Manages context windows by summarizing conversation history when it grows too large:
from dreadnode.agent.hooks import summarize_when_long

agent = dn.Agent(
    ...,
    hooks=[
        summarize_when_long(
            max_tokens=100_000,       # Summarize proactively above this
            min_messages_to_keep=5,   # Always keep recent context
        )
    ],
)
This hook works in two modes:
  • Proactive: Summarizes before each step if tokens exceed threshold
  • Reactive: If a context length error occurs, summarizes and retries

tool_metrics

Logs tool usage metrics to the platform:
from dreadnode.agent.hooks import tool_metrics

agent = dn.Agent(
    ...,
    hooks=[tool_metrics(detailed=True)],
)
Logs: tool/total_count, tool/total_time, tool/success_rate, and per-tool metrics when detailed=True.

Event History

Each event provides the full run history via event.events.
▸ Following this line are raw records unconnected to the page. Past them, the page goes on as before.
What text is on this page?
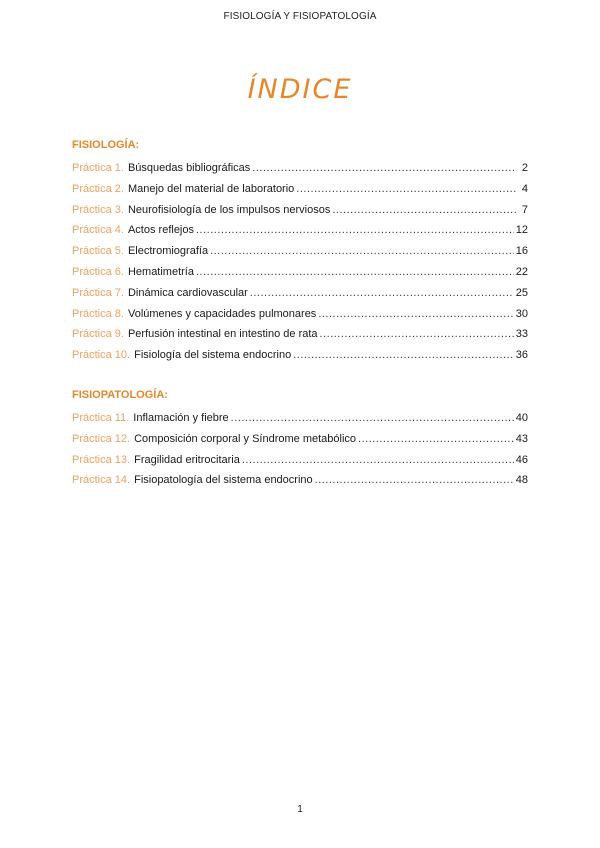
FISIOLOGÍA Y FISIOPATOLOGÍA
ÍNDICE
FISIOLOGÍA:
Práctica 1. Búsquedas bibliográficas .....	2
Práctica 2. Manejo del material de laboratorio .....	4
Práctica 3. Neurofisiología de los impulsos nerviosos .....	7
Práctica 4. Actos reflejos .....	12
Práctica 5. Electromiografía .....	16
Práctica 6. Hematimetría .....	22
Práctica 7. Dinámica cardiovascular .....	25
Práctica 8. Volúmenes y capacidades pulmonares .....	30
Práctica 9. Perfusión intestinal en intestino de rata .....	33
Práctica 10. Fisiología del sistema endocrino .....	36
FISIOPATOLOGÍA:
Práctica 11. Inflamación y fiebre .....	40
Práctica 12. Composición corporal y Síndrome metabólico .....	43
Práctica 13. Fragilidad eritrocitaria .....	46
Práctica 14. Fisiopatología del sistema endocrino .....	48
1
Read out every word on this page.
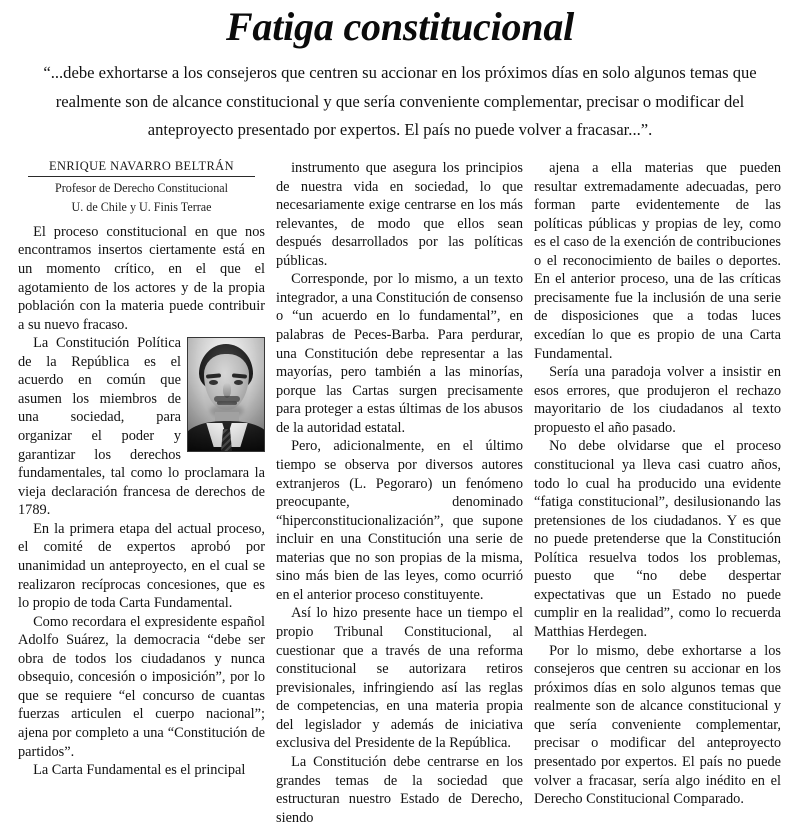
Fatiga constitucional
“...debe exhortarse a los consejeros que centren su accionar en los próximos días en solo algunos temas que realmente son de alcance constitucional y que sería conveniente complementar, precisar o modificar del anteproyecto presentado por expertos. El país no puede volver a fracasar...”.
ENRIQUE NAVARRO BELTRÁN
Profesor de Derecho Constitucional
U. de Chile y U. Finis Terrae

El proceso constitucional en que nos encontramos insertos ciertamente está en un momento crítico, en el que el agotamiento de los actores y de la propia población con la materia puede contribuir a su nuevo fracaso.

La Constitución Política de la República es el acuerdo en común que asumen los miembros de una sociedad, para organizar el poder y garantizar los derechos fundamentales, tal como lo proclamara la vieja declaración francesa de derechos de 1789.

En la primera etapa del actual proceso, el comité de expertos aprobó por unanimidad un anteproyecto, en el cual se realizaron recíprocas concesiones, que es lo propio de toda Carta Fundamental.

Como recordara el expresidente español Adolfo Suárez, la democracia “debe ser obra de todos los ciudadanos y nunca obsequio, concesión o imposición”, por lo que se requiere “el concurso de cuantas fuerzas articulen el cuerpo nacional”; ajena por completo a una “Constitución de partidos”.

La Carta Fundamental es el principal

instrumento que asegura los principios de nuestra vida en sociedad, lo que necesariamente exige centrarse en los más relevantes, de modo que ellos sean después desarrollados por las políticas públicas.

Corresponde, por lo mismo, a un texto integrador, a una Constitución de consenso o “un acuerdo en lo fundamental”, en palabras de Peces-Barba. Para perdurar, una Constitución debe representar a las mayorías, pero también a las minorías, porque las Cartas surgen precisamente para proteger a estas últimas de los abusos de la autoridad estatal.

Pero, adicionalmente, en el último tiempo se observa por diversos autores extranjeros (L. Pegoraro) un fenómeno preocupante, denominado “hiperconstitucionalización”, que supone incluir en una Constitución una serie de materias que no son propias de la misma, sino más bien de las leyes, como ocurrió en el anterior proceso constituyente.

Así lo hizo presente hace un tiempo el propio Tribunal Constitucional, al cuestionar que a través de una reforma constitucional se autorizara retiros previsionales, infringiendo así las reglas de competencias, en una materia propia del legislador y además de iniciativa exclusiva del Presidente de la República.

La Constitución debe centrarse en los grandes temas de la sociedad que estructuran nuestro Estado de Derecho, siendo

ajena a ella materias que pueden resultar extremadamente adecuadas, pero forman parte evidentemente de las políticas públicas y propias de ley, como es el caso de la exención de contribuciones o el reconocimiento de bailes o deportes. En el anterior proceso, una de las críticas precisamente fue la inclusión de una serie de disposiciones que a todas luces excedían lo que es propio de una Carta Fundamental.

Sería una paradoja volver a insistir en esos errores, que produjeron el rechazo mayoritario de los ciudadanos al texto propuesto el año pasado.

No debe olvidarse que el proceso constitucional ya lleva casi cuatro años, todo lo cual ha producido una evidente “fatiga constitucional”, desilusionando las pretensiones de los ciudadanos. Y es que no puede pretenderse que la Constitución Política resuelva todos los problemas, puesto que “no debe despertar expectativas que un Estado no puede cumplir en la realidad”, como lo recuerda Matthias Herdegen.

Por lo mismo, debe exhortarse a los consejeros que centren su accionar en los próximos días en solo algunos temas que realmente son de alcance constitucional y que sería conveniente complementar, precisar o modificar del anteproyecto presentado por expertos. El país no puede volver a fracasar, sería algo inédito en el Derecho Constitucional Comparado.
Use this for context-aware logic:
async def detect_loops(event: ToolStart) -> Fail | None:
    # Count identical calls
    previous = event.get_events_by_type(ToolStart)
    identical = [
        e for e in previous
        if e.tool_call.name == event.tool_call.name
        and e.tool_call.function.arguments == event.tool_call.function.arguments
    ]

    if len(identical) > 2:
        return Fail(f"Stuck in loop calling {event.tool_call.name}")
    return None
Helper methods:
  • event.get_events_by_type(EventType) - All events of a type
  • event.get_latest_event_by_type(EventType) - Most recent event of a type

Custom Hooks

Hooks are async functions that receive an event and optionally return a reaction:
from dreadnode.agent.events import AgentEvent, GenerationEnd
from dreadnode.agent.reactions import Finish

async def stop_on_success(event: AgentEvent) -> Finish | None:
    if isinstance(event, GenerationEnd):
        if "task completed" in event.message.content.lower():
            return Finish(reason="Task completed")
    return None
For stateful hooks, use a closure:
def max_tool_calls(limit: int):
    """Stop after a maximum number of tool calls."""
    count = 0

    async def hook(event: AgentEvent) -> Finish | None:
        nonlocal count
        if isinstance(event, ToolEnd):
            count += 1
            if count >= limit:
                return Finish(f"Reached {limit} tool calls")
        return None

    return hook

# Use the custom hook
agent = dn.Agent(
    name="limited",
    model="gpt-4o-mini",
    tools=[dn.agent.tools.fs.Filesystem(path=".", variant="read")],
    hooks=[max_tool_calls(50)],
)
See the SDK reference for complete hook and event documentation.